Qui è accaduto qualcosa di imprevisto, qualcosa di maledettamente spiazzante: un uomo, qualificandosi per agente di polizia, quasi certamente un italiano, ha chiesto alle ragazze i documenti, un controllo di routine hanno pensato, e le due che ce li avevano con sé li hanno mostrati. La terza, che chiameremo Angela per celarne la vera identità, ne era sprovvista.



E su questo dettaglio è scattata la trappola: «Dobbiamo fare un controllo in ufficio, deve venire con me», questo pressappoco il discorsetto che lasciava pochi margini ad un eventuale diniego. Ecco allora che Angela, forse impaurita per quell’impaccio non previsto, segue quell’uomo. Si fida, pensa davvero che sia delle forze dell’ordine, lo asseconda in quel breve viaggio a piedi.

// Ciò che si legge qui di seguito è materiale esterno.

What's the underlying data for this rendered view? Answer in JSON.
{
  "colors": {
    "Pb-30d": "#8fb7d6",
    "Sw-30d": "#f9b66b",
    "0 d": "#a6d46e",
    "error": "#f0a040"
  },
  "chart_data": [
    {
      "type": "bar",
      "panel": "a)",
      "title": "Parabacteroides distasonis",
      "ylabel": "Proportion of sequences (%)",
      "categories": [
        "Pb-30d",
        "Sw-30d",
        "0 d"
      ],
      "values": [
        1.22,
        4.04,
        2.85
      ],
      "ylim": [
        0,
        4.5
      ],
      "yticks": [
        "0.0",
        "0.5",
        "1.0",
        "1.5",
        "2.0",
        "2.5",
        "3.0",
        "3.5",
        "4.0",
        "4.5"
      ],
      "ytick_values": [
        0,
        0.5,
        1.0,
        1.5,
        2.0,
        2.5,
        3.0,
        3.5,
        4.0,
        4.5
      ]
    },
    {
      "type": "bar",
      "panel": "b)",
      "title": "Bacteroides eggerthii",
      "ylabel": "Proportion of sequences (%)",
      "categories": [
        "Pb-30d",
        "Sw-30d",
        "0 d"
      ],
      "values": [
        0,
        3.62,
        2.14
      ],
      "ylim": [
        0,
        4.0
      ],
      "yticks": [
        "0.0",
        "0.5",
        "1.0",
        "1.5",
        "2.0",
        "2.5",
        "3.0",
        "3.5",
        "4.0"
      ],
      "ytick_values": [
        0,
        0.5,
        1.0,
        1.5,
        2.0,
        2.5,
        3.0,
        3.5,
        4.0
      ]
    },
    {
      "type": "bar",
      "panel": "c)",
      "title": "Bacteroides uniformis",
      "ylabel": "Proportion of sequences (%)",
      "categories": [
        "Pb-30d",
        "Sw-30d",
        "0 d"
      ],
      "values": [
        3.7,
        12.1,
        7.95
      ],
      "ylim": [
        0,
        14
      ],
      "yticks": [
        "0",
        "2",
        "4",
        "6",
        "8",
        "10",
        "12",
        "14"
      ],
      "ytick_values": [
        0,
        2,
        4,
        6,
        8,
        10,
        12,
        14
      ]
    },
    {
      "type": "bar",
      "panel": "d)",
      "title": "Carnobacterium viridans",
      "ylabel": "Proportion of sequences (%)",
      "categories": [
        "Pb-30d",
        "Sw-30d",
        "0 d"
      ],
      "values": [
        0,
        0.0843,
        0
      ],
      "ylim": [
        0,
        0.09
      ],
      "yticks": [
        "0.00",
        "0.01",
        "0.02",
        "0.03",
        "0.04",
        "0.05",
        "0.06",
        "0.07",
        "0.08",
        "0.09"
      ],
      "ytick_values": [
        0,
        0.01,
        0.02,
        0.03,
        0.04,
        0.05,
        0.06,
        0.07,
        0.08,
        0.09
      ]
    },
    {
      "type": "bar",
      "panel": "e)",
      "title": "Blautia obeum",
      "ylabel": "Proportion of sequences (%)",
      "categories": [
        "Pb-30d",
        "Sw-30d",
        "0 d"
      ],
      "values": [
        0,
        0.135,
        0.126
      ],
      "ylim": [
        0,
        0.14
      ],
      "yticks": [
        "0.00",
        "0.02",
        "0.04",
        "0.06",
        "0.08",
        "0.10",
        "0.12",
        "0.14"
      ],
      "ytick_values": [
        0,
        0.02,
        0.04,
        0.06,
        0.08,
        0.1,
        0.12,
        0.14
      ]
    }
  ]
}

Poco più in là, forse in un anfratto, un angolo buio, un brandello di prato tra i cespugli è avvenuto il fattaccio, come sempre all’improvviso, l’assalto bestiale, una forza bruta invincibile.



La violenza carnale. Con tutte le orribili modalità che si possono immaginare e che accendono, ora come nel passato anche recente, pesanti interrogativi del genere: ma, questa città, è sicura, è vigilata, è sorvegliata, quanti oggi la controllano specie di notte, particolarmente nelle zone che per le loro caratteristiche paiono più a rischio? Sta il fatto che le due amiche, allarmate per il sospetto tardare della coetanea hanno avuto l’idea, davvero meritevole, di chiamare i genitori per segnalare quel che stava succedendo. Tutto, agli occhi della madre della ragazza sparita, è apparso subito strano tanto che si è precipitata a piazzale Clodio per capirne di più. Secondo una versione non confermata la ragazza tenuta in ostaggio è ricomparsa qualche minuto dopo mentre l’uomo che l’aveva circuita si dileguava non senza essere stato ben visto in volto, elemento questo che potrà dare alle indagini un contributo decisivo.

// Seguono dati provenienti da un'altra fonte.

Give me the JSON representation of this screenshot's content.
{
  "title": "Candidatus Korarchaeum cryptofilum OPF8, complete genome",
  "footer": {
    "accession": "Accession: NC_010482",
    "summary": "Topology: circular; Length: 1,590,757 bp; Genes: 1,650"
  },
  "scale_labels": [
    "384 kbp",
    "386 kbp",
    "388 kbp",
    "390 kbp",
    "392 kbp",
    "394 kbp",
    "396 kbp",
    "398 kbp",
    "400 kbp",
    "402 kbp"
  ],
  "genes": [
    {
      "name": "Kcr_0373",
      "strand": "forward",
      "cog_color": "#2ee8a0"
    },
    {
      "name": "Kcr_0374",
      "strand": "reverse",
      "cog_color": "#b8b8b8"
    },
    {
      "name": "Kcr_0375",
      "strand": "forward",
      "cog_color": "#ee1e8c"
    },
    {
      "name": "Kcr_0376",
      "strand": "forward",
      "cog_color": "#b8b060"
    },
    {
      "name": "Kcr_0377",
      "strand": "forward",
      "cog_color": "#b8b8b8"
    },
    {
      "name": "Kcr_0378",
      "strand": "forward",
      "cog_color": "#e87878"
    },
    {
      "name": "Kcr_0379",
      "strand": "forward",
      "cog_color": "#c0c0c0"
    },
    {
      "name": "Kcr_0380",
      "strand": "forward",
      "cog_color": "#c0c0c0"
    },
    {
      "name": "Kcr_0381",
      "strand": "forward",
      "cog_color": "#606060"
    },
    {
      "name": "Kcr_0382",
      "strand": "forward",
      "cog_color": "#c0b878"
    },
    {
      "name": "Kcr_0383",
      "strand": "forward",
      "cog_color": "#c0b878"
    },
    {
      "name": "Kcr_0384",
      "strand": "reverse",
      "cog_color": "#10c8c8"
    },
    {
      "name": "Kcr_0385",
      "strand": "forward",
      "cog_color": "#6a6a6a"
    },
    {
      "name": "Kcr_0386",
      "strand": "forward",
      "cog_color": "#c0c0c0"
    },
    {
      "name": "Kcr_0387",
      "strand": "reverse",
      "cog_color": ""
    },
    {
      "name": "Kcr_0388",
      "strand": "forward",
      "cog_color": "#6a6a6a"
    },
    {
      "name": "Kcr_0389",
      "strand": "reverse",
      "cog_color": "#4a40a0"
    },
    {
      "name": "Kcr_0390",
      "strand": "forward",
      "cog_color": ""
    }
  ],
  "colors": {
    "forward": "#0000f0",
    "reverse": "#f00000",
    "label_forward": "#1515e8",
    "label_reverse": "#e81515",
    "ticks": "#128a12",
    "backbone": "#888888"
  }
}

La ragazza sconvolta è stata accompagnata al Policlinico Gemelli. Alfio Marchini, presidente del Movimento Amo Roma, per primo, torna sul tema dell’“allarme sicurezza nella capitale”, qualcosa, denuncia, vicino allo zero, mentre il leghista Matteo Salvini, con coerenza inossidabile, rilancia, accanto alla scontata solidarietà verso la ragazza, la strada della “castrazione chimica di queste bestie”, seguito sulla medesima falsariga da Giorgia Meloni, Fratelli d’Italia. Si discetta intensamente sui social network utilizzando tutto il possibile armamentario di argomenti che questi casi sollevano: c’è chi se la cava sostenendo che a sedici anni tre ragazze devono stare a casa con mamma e papà e non andare in giro per la città, magari in shorts, e chi se la prende direttamente con i genitori troppo permissivi.

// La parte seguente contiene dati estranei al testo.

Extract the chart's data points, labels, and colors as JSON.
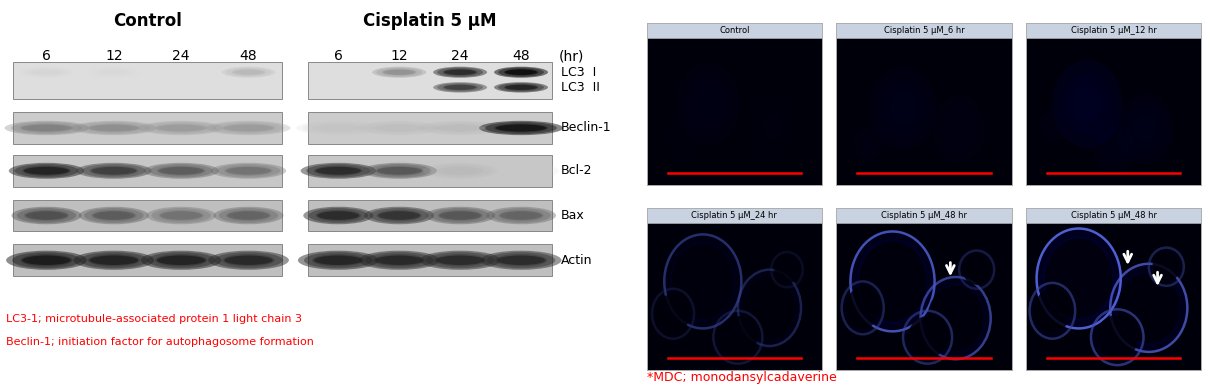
{
  "figure_width": 12.1,
  "figure_height": 3.89,
  "bg_color": "#ffffff",
  "left_panel": {
    "control_label": "Control",
    "cisplatin_label": "Cisplatin 5 μM",
    "time_labels": [
      "6",
      "12",
      "24",
      "48"
    ],
    "hr_label": "(hr)",
    "protein_labels": [
      "LC3  I",
      "LC3  II",
      "Beclin-1",
      "Bcl-2",
      "Bax",
      "Actin"
    ],
    "arrow_color": "#ff0000",
    "label_color": "#000000",
    "header_color": "#000000",
    "footnote_line1": "LC3-1; microtubule-associated protein 1 light chain 3",
    "footnote_line2": "Beclin-1; initiation factor for autophagosome formation",
    "footnote_color": "#ff0000"
  },
  "right_panel": {
    "titles": [
      "Control",
      "Cisplatin 5 μM_6 hr",
      "Cisplatin 5 μM_12 hr",
      "Cisplatin 5 μM_24 hr",
      "Cisplatin 5 μM_48 hr",
      "Cisplatin 5 μM_48 hr"
    ],
    "footnote": "*MDC; monodansylcadaverine",
    "footnote_color": "#ff0000"
  }
}
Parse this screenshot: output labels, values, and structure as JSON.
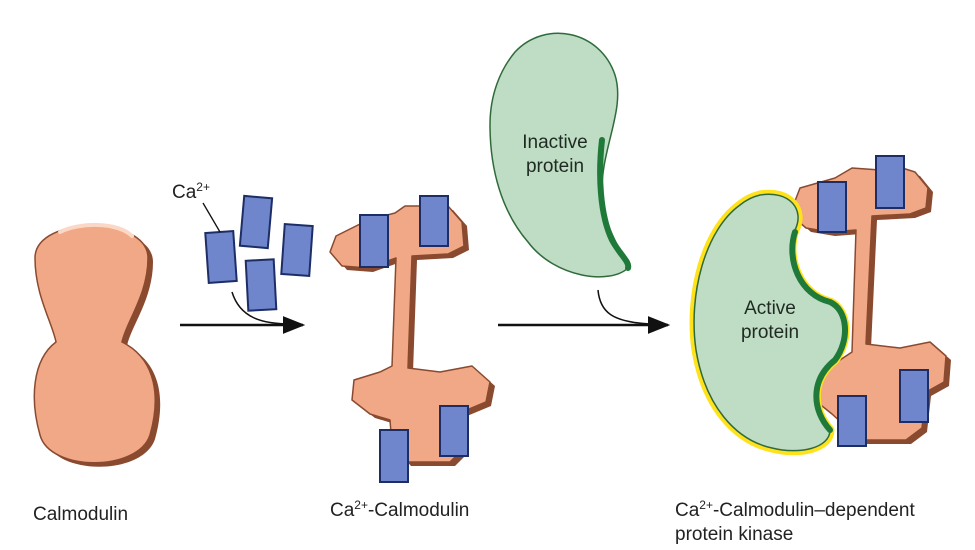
{
  "colors": {
    "calmodulin_fill": "#f1a886",
    "calmodulin_edge": "#8a4a2f",
    "protein_fill": "#bfdcc4",
    "protein_edge": "#1f7a3a",
    "active_halo": "#ffe21a",
    "ion_fill": "#6f86cc",
    "ion_edge": "#1d2d66",
    "arrow": "#111111"
  },
  "labels": {
    "calmodulin": "Calmodulin",
    "ca_ion": {
      "base": "Ca",
      "charge": "2+"
    },
    "ca_calmodulin": {
      "base": "Ca",
      "charge": "2+",
      "suffix": "-Calmodulin"
    },
    "kinase": {
      "base": "Ca",
      "charge": "2+",
      "suffix": "-Calmodulin–dependent",
      "line2": "protein kinase"
    }
  },
  "proteins": {
    "inactive": {
      "line1": "Inactive",
      "line2": "protein"
    },
    "active": {
      "line1": "Active",
      "line2": "protein"
    }
  },
  "icons": {
    "ion": "ca-ion-square-icon",
    "arrow": "reaction-arrow-icon"
  }
}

Il fatto è che, tra episodi clamorosi, come l’assalto alla tassista alle sette di mattina da parte di un passeggero impeccabile solo all’apparenza (si è poi scoperto che era plurirecidivo) e episodi passati soltanto per le carte dei commissariati ma non sui giornali e quelli che restano nell’oblio per un malinteso senso della vergogna delle vittime che evitano di denunciare molestie e il resto, il fatto è che la città vive, statistiche a parte, una diffusa inquietudine. Si è detto che la deterrenza rappresentata da controlli sul territorio diffusi, stringenti, sia troppo spesso appannata, invisibile. Certo per mancanza di mezzi e di uomini da dispiegare per costruire una rete di controlli capillari e continui, capaci di ridurre al minimo il livello che chiameremo, a bassa voce e con qualche timore, dell’“inevitabile”.



Nel senso che una metropoli, per sua natura, nasconde sempre insidie difficilmente prevedibili in ogni sua latitudine.
Tuttavia, insistiamo, è la rete dei controlli che richiede uno sforzo di organizzazione e di reperimento delle risorse necessarie, all’altezza dell’esigenza di fornire una sicurezza sul territorio partecipata e integrata. Le tecnologie hanno fornito in tanti casi un contributo formidabile al successo delle indagini. Il fattore umano nella investigazione risente non certo di carenze professionali, che vantano eccellenze, ma semmai di addetti in numero adeguato. Soprattutto in strada, sulla strada, per la strada. Vicino alla gente. Sarebbe già consolante se, nelle prossime edizioni, potessimo dire: eccolo, è lui, l’orco di piazzale Clodio. Tireremmo un bel sospiro e sarebbe anche un severo monito verso i malintenzionati.